KOLKATA: Eminent economist, avowed Marxist and former finance minister in the Jyoti Basu government in West Bengal (1977-86), Ashok Mitra died at a private nursing home in Kolkata on Tuesday morning.
He was 90.
A man of letters, Mitra represents the rare breed of Marxists who left his cushy job as chief economic adviser (CEA) to the government of India in 1972 and cut his teeth with Left politics as the pioneer of the ‘alternative development model’ in Bengal as finance minister of the first Left Front government in 1977. The Marxist economist leaves behind a rich legacy of debates and discourse over Centre-state relations that still come handy for states to expand federalism in terms of economic and political powers.Mitra, unlike his successor Asim Dasgupta, was not very keen on adopting uniform tax rates across the country because he believed that it was in a way an infringement of the state’s domain of shaping up its course.

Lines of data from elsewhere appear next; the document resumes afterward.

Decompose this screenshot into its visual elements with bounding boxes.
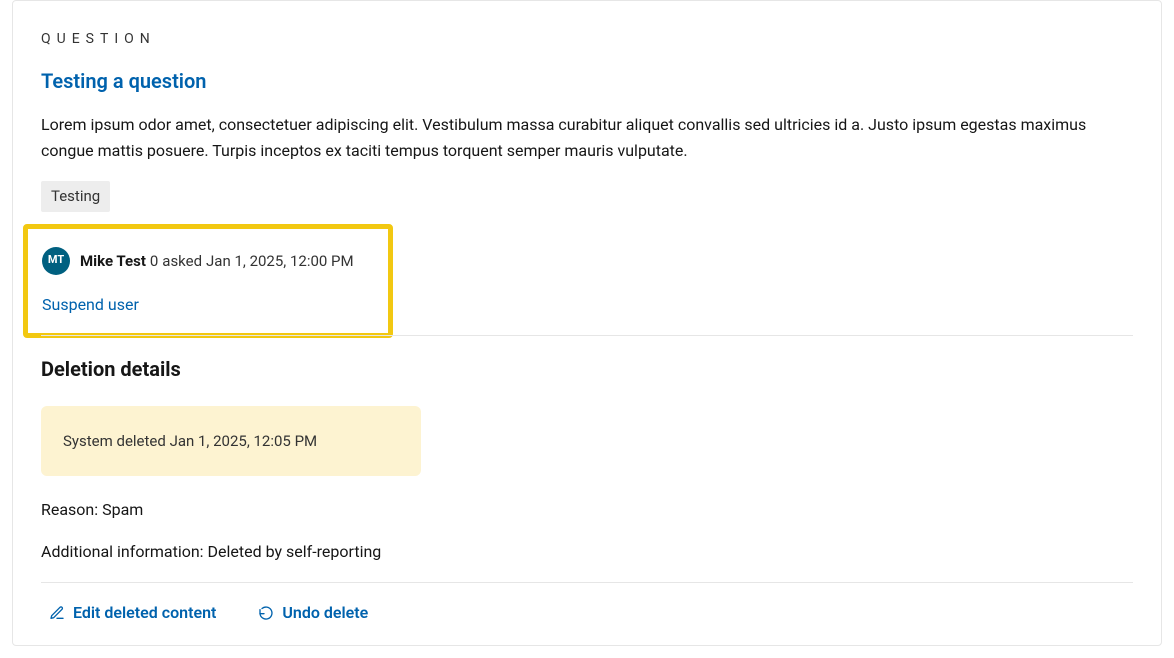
deletion-details-heading: Deletion details — [41, 354, 1133, 384]
reason-label: Reason: — [41, 500, 98, 519]
question-title-link[interactable]: Testing a question — [41, 66, 206, 96]
undo-icon — [258, 605, 274, 621]
suspend-user-link[interactable]: Suspend user — [42, 295, 139, 314]
author-timestamp: Jan 1, 2025, 12:00 PM — [206, 252, 354, 270]
deletion-additional-info: Additional information: Deleted by self-… — [41, 540, 1133, 564]
actions-bar: Edit deleted content Undo delete — [41, 582, 1133, 625]
tag-testing[interactable]: Testing — [41, 181, 110, 212]
pencil-icon — [49, 605, 65, 621]
author-action-verb: asked — [162, 252, 202, 270]
deletion-banner: System deleted Jan 1, 2025, 12:05 PM — [41, 406, 421, 477]
author-meta-line: Mike Test 0 asked Jan 1, 2025, 12:00 PM — [80, 249, 354, 273]
question-body: Lorem ipsum odor amet, consectetuer adip… — [41, 112, 1133, 163]
deletion-reason: Reason: Spam — [41, 498, 1133, 522]
question-label: QUESTION — [41, 29, 1133, 50]
reason-value: Spam — [102, 500, 143, 519]
author-highlight-box: MT Mike Test 0 asked Jan 1, 2025, 12:00 … — [23, 224, 393, 338]
avatar[interactable]: MT — [42, 247, 70, 275]
divider — [41, 335, 1133, 336]
author-reputation: 0 — [150, 252, 158, 270]
undo-delete-button[interactable]: Undo delete — [250, 601, 368, 625]
deletion-banner-prefix: System deleted — [63, 432, 166, 450]
author-name[interactable]: Mike Test — [80, 252, 146, 270]
edit-label: Edit deleted content — [73, 601, 216, 625]
question-card: QUESTION Testing a question Lorem ipsum … — [12, 0, 1162, 646]
undo-label: Undo delete — [282, 601, 368, 625]
edit-deleted-content-button[interactable]: Edit deleted content — [41, 601, 216, 625]
author-row: MT Mike Test 0 asked Jan 1, 2025, 12:00 … — [42, 247, 374, 275]
deletion-banner-time: Jan 1, 2025, 12:05 PM — [170, 432, 318, 450]
additional-label: Additional information: — [41, 542, 204, 561]
additional-value: Deleted by self-reporting — [208, 542, 382, 561]
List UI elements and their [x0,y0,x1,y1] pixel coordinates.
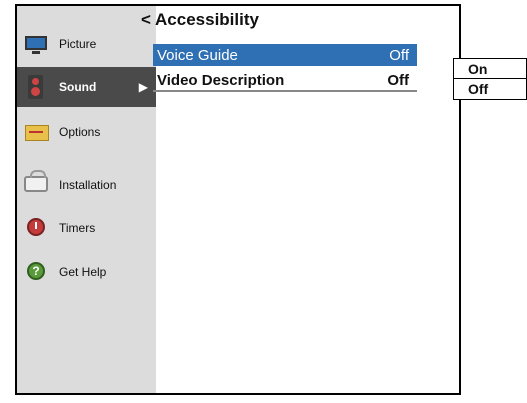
dropdown-option-off[interactable]: Off [454,79,526,99]
sidebar-item-sound[interactable]: Sound ▶ [17,67,156,107]
help-icon: ? [23,259,49,285]
row-label: Voice Guide [157,46,238,64]
voice-guide-row[interactable]: Voice Guide Off [153,44,417,66]
installation-icon [23,170,49,198]
sidebar-item-label: Options [59,125,101,139]
sidebar: Picture Sound ▶ Options Installation Tim… [17,6,156,393]
sidebar-item-get-help[interactable]: ? Get Help [17,252,156,292]
sidebar-item-label: Sound [59,80,97,94]
row-label: Video Description [157,71,285,89]
sidebar-item-installation[interactable]: Installation [17,165,156,205]
sidebar-item-picture[interactable]: Picture [17,24,156,64]
speaker-icon [23,74,49,100]
sidebar-item-label: Installation [59,178,117,192]
row-value: Off [389,46,409,64]
sidebar-item-options[interactable]: Options [17,112,156,152]
options-icon [23,119,49,145]
row-value: Off [387,71,409,89]
sidebar-item-timers[interactable]: Timers [17,208,156,248]
dropdown-option-on[interactable]: On [454,59,526,79]
video-description-row[interactable]: Video Description Off [153,70,417,92]
value-dropdown: On Off [453,58,527,100]
sidebar-item-label: Timers [59,221,96,235]
page-title: < Accessibility [141,10,259,29]
chevron-right-icon: ▶ [138,80,148,94]
tv-icon [23,31,49,57]
sidebar-item-label: Picture [59,37,97,51]
sidebar-item-label: Get Help [59,265,107,279]
timer-icon [23,215,49,241]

Uncompromising as he was to stay away from the dirt and filth of running the administration, amply evident from his famous remark “I’m not a bhadralok (gentleman), I’m a Communist”, over removing senior bureaucrat and Basu loyalist SM Murshed from the post of power commissioner, the economist was slowly getting jittery with his own government till he put in his papers as minister in January 1986, following differences with Basu.
At the same time, he resigned from CPM only a month after he was inducted in the party state committee. CM Mamata Banerjee also condoled the veteran Marxist’s death.